Helen on Eighty-sixth Street 

Wendi Kaufman 

I hate Helen. That’s all I can say. I hate her. Helen McGuire is playing Helen, so Mr. Dodd says, because, out of the entire sixth grade, she most embodies Helen of Troy. Great. Helen McGuire had no idea who Helen of Troy even was! When she found out, well, you should have seen her—flirting with all the boys, really acting the part. And me? Well, I know who Helen was. I am unhappy. 

My mother doesn’t understand. Not that I expected she would. When I told her the news, all she said was “Ah, the face that launched a thousand ships.” She didn’t even look up from her book. Later, at dinner, she apologized for quoting Marlowe. Marlowe is our cat.

At bedtime I told my mother, “You should have seen the way Helen acted at school. It was disgusting, flirting with the boys.” 

Mom tucked the sheets up close around my chin, so that only my head was showing, my body covered mummy style. “Vita,” she said, “it sounds like she’s perfect for the part.” 

So, I can’t play Helen. But, to make it worse, Mr. Dodd said I have to be in the horse. I can’t believe it. The horse! I wanted to be one of the Trojan women—Andromache, Cassandra, or even Hecuba. I know all their names. I told Mr. Dodd this, and then I showed him I could act.
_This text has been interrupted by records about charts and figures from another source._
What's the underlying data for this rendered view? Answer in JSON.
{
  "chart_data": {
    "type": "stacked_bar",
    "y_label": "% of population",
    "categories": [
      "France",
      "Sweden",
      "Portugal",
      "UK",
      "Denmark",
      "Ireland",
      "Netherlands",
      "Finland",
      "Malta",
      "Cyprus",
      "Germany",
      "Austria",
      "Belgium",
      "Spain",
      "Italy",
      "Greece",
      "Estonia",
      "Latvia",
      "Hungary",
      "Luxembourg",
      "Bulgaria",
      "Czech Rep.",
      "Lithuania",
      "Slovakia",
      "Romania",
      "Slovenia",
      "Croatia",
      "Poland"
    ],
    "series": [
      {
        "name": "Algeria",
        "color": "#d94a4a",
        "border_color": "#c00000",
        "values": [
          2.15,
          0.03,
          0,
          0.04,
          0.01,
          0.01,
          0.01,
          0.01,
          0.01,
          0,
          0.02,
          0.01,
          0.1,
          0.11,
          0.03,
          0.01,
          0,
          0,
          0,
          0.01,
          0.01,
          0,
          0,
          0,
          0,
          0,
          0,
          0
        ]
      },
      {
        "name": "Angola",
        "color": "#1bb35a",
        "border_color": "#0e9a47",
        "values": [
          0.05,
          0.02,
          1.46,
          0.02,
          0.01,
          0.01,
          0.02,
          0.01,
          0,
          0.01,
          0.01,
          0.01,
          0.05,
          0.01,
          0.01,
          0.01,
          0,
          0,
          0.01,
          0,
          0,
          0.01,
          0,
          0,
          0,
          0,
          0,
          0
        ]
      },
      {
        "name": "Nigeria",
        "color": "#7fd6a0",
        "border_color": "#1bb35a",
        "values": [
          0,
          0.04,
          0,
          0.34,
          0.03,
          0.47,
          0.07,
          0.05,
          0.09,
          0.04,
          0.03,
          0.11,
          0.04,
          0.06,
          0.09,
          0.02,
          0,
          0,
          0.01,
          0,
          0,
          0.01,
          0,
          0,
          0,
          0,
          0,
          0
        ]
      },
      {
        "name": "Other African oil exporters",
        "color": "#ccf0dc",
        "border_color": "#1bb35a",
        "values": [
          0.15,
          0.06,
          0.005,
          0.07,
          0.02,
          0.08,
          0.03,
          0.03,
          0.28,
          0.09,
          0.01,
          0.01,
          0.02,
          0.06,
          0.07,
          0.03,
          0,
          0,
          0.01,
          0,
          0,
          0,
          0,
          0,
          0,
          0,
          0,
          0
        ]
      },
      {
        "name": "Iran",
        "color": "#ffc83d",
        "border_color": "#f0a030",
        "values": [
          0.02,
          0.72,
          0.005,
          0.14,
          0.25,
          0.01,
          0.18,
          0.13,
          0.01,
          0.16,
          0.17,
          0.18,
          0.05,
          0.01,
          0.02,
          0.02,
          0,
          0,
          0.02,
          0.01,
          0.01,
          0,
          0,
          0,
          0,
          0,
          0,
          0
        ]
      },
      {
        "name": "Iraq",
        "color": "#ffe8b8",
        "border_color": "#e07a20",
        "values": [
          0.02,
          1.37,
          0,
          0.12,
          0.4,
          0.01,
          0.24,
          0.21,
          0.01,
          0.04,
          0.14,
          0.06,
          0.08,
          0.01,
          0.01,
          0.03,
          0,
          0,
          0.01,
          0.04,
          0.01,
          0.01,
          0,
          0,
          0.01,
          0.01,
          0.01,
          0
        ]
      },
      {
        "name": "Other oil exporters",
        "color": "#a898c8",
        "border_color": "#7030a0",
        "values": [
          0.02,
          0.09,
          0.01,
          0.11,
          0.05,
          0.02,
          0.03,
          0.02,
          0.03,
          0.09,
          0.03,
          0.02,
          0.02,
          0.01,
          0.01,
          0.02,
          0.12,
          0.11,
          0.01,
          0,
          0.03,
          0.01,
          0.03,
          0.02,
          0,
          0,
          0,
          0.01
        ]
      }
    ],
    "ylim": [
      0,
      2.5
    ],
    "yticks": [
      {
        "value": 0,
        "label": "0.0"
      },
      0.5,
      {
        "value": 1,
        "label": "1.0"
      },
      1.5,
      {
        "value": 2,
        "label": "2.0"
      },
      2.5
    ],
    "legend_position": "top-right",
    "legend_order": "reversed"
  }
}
I got really sad and cried out about the thought of the body of my husband, Hector, being dragged around the walls of my city. I wailed and beat my fist against my chest. “A regular Sarah Heartburn” was all he said. 

“Well, at least you get to be on the winning team,” my mother said when I told her about the horse. This didn’t make me feel any better. “It’s better than being Helen. It’s better than being blamed for the war,” she told me. 

Mom was helping me make a shield for my costume. She said every soldier had a shield that was big enough to carry his body off the field. I told her I wasn’t going to be a body on the field, that I was going to survive, return home. 

“Bring the shield, just in case,” she said. “It never hurts to have a little help.” 

Mom and I live on West Eighty-sixth Street. We have lived in the same building, in the same apartment, my entire life. My father has been gone for almost three years. The truth is that he got struck with the wanderlust—emphasis on “lust,” my mother says—and we haven’t heard from him since. 

“Your father’s on his own odyssey,” my mother said. And now it’s just me and Mom and Marlowe and the Keatses, John and John, our parakeets, or “pair of Keats,” as Mom says. When I was younger, when Dad first left and I still believed he was coming back, it made me happy that we still lived in the same building. I was happy because he would always know where to find us. Now that I am older, I know the city is not that big. It is easy to be found and easy to stay lost. 

And I also know not to ask about him. Sometimes Mom hears things through old friends—that he has traveled across the ocean, that he is living on an island in a commune with some people she called “the lotus eaters,” that he misses us.

Once I heard Mr. Farfel, the man who’s hanging around Mom now, ask why she stayed in this apartment after my father left. “The rent’s stabilized,” she told him, “even if the relationship wasn’t.” 

At school, Helen McGuire was acting weird because I’m going to be in the horse with Tommy Aldridge. She wanted to know what it’s like: “Is it really cramped in there? Do you have to sit real close together?” 

I told her it’s dark, and we must hold each other around the waist and walk to make the horse move forward. Her eyes grew wide at this description. “Lucky you,” she said. 

Lucky me? She gets to stand in the center of the stage alone, her white sheet barely reaching the middle of her thighs, and say lines like “This destruction is all my fault” and “Paris, I do love you.” She gets to cry. Why would she think I’m lucky? The other day at rehearsal, she was standing onstage waiting for her cue, and I heard Mrs. Reardon, the stage manager, whisper, “That Helen is as beautiful as a statue.” 

At home Old Farfel is visiting again. He has a chair in Mom’s department. The way she describes it, a chair is a very good thing. Mom translates old books written in Greek and Latin. She is working on the longest graduate degree in the history of Columbia University. “I’ll be dead before I finish,” she always says. 

Old Farfel has been coming around a lot lately, taking Mom and me to dinner at Italian places downtown. I don’t like to be around when he’s over. 

“I’m going to Agamemnon’s apartment to rehearse,”

 I told Mom. Old Farfel made a small laugh, one that gets caught in the back of the throat and never really makes it out whole. I want to tell him to relax, to let it out. He smells like those dark cough drops, the kind that make your eyes tear and your head feel like it’s expanding. I don’t know how she can stand him. 

“Well, the play’s the thing,” Old Farfel said. “We’re all just players strutting and fretting our hour on the stage.” Mom smiled at this, and it made me wish Old Farfel would strut his hours at his apartment and not at our place. I hate the way he’s beginning to come around all the time.